As for collars and harnesses, if they are correctly fitted and your dachshund doesn’t pull, it really doesn’t matter what they wear. It is down to personal choice. Personally, I choose a collar and lead. I feel it gives better control and is much easier to put on and take off. In my head, a harness resembles someone walking you by your bra; there is no way that can be comfortable! Research from the Dachshund Breed Council has found collars do not increase the risks of IVDD. If a dog is pulling, be it harness or collar, it is going to have a knock-on effect – physically putting extra pressure on their throat, spine, chest and movement. Pulling can also increase issues of on-lead aggression, barking and lunging. So, you may find, just by teaching them to walk calmly by your side, these issues subside but, at the very least, it will make walking your dachshunds much more pleasurable.
So, what’s the best technique? Well, a bit like all the parts of an orchestra, there isn’t just one instrument. Each plays their part for the big performance. There are also lots of different techniques. I’ve listed one. So, let’s break it down.
Start at home, first of all teach your dogs not to get soooo excited about the lead going on. How? Well, you will have a certain routine when you walk your dogs. Same time? Same shoes? Same coat? They will know this, so do the routine a few times a day even if it’s not ending in a walk. Pick the lead up and move it around the house and say nothing as you do so. Put the lead on in the home and do some short periods of fun training. Don’t say walkies and rev them up before you go out. This will help remove some of the excitement. We don’t want them being excited when they leave the house – it’ll set the tone for the whole walk.
Next, when you are at the front door, don’t let them pull ahead of you. There could be an unsuspecting person on the other side of the door. Have them on a short but relaxed lead and as you open the door and they go to run through, say nothing, just close the door. Repeat until they eventually stop the surging. Then, reward the calm behaviour with a calm “good dog” or if you are clicker-savvy “click” the desired behaviour adding in a steady command once they get the idea and reward. Once they are calm you can then move out of the front door. Woohoo!
But, how do I teach them to walk beside me? The big issue is people often chastise a dog by saying “heel” and pulling them back on an already tight lead.
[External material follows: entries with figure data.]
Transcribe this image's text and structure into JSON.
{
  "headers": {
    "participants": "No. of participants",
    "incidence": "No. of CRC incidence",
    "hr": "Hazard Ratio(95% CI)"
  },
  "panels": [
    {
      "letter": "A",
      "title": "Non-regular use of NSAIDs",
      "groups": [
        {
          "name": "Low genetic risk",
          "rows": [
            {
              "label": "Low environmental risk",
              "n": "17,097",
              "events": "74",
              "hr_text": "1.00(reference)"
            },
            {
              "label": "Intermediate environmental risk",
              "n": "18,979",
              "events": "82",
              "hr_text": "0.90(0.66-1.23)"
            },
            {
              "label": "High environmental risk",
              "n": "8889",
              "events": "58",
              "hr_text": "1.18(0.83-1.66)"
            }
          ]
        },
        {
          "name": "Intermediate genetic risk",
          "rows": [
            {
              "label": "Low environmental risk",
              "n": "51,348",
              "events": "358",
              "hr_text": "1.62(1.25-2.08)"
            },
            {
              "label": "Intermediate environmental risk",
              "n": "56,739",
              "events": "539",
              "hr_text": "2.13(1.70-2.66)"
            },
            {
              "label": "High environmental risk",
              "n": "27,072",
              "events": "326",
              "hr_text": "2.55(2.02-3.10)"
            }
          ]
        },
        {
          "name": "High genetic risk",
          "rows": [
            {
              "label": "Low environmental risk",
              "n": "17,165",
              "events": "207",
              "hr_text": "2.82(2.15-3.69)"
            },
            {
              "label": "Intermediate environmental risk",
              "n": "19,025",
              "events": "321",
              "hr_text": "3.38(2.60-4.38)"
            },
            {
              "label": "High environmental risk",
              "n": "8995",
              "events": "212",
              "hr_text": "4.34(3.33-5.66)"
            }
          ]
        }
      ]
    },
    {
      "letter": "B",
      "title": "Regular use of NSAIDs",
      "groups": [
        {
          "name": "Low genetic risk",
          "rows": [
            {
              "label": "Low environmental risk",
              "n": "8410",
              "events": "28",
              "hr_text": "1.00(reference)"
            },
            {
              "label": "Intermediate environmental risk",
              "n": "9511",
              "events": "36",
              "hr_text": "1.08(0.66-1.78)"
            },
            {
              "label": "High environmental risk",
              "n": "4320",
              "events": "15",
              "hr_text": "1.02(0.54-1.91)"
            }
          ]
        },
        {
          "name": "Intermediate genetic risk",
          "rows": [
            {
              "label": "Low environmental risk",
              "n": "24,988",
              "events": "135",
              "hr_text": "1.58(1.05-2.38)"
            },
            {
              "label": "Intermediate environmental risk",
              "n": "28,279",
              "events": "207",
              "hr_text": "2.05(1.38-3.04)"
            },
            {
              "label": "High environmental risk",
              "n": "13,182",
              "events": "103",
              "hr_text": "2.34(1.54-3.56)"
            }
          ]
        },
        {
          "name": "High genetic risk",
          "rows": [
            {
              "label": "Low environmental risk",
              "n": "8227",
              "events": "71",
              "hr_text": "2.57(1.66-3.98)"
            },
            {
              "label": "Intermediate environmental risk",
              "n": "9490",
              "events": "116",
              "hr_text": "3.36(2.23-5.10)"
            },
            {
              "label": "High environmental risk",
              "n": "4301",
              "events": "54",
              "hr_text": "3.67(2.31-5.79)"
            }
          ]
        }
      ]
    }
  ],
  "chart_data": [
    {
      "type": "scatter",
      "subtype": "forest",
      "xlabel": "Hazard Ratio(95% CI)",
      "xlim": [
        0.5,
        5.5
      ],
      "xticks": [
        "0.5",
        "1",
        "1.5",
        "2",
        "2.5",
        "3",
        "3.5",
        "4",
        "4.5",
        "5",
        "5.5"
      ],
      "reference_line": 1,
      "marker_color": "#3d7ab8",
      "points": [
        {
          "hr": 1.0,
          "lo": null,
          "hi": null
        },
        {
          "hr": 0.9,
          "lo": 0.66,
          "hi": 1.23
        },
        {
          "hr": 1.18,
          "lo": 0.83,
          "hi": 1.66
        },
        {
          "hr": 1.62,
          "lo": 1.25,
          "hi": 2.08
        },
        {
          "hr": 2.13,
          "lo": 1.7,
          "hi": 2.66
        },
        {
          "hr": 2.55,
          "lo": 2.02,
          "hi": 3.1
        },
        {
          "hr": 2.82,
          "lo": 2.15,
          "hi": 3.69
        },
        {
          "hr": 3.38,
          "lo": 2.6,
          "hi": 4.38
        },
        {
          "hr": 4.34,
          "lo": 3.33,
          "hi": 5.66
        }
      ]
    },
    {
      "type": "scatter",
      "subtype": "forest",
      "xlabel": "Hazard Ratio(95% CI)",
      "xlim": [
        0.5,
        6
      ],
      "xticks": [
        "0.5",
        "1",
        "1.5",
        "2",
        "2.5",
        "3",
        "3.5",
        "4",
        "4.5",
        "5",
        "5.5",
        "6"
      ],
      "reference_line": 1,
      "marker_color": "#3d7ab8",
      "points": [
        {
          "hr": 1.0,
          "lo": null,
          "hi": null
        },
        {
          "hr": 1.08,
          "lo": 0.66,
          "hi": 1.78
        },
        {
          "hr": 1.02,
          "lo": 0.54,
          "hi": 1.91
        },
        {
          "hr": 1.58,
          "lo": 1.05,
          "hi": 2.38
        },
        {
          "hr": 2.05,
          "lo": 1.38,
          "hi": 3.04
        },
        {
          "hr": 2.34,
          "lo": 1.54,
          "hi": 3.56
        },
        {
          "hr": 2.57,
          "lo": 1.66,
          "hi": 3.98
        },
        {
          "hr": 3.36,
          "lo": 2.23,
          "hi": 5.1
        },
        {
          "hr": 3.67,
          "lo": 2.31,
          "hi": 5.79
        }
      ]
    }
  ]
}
So effectively you are teaching them to pull on the wrong command. Ahh, you say…..so what do I do?
This also starts at home. Pop the lead on at home, put aside a few minutes here throughout the day to practice – remember the orchestra analogy….practice the small parts to make perfect. Keep the lead short but relaxed (not tight) walk a step and reward them verbally or with a bit of something yummy by your side. Or again, use a clicker to mark the desired behaviour. Keep repeating this until they are consistently staying by your side. Then start adding a new heel command, for example, “walk, with me”, “close”. When they have this, add a few steps and reward as you did with one step. Once you have this, then start practicing in the back garden. Repeat the same process but here there are a few more distractions. Then progress to the front and walking up the path. Always taking it back to basics. If they look at you, reward that behaviour and put in a “look” word. Remember to keep training sessions brief and always end on a positive note. Don’t do every step above in one go. Short and sweet. This keeps you and your dachshund keen.
It really is that simple. Practice makes perfect. Reward the good behaviour, ignore the ‘bad’. Practice. Practice. Practice. And please make it fun!
Sharon Alton, Perfectly Polite Dachshunds
Sharon is a Dachshund owner, breeder, and dog trainer who runs workshops specifically tailored for Dachshund owners.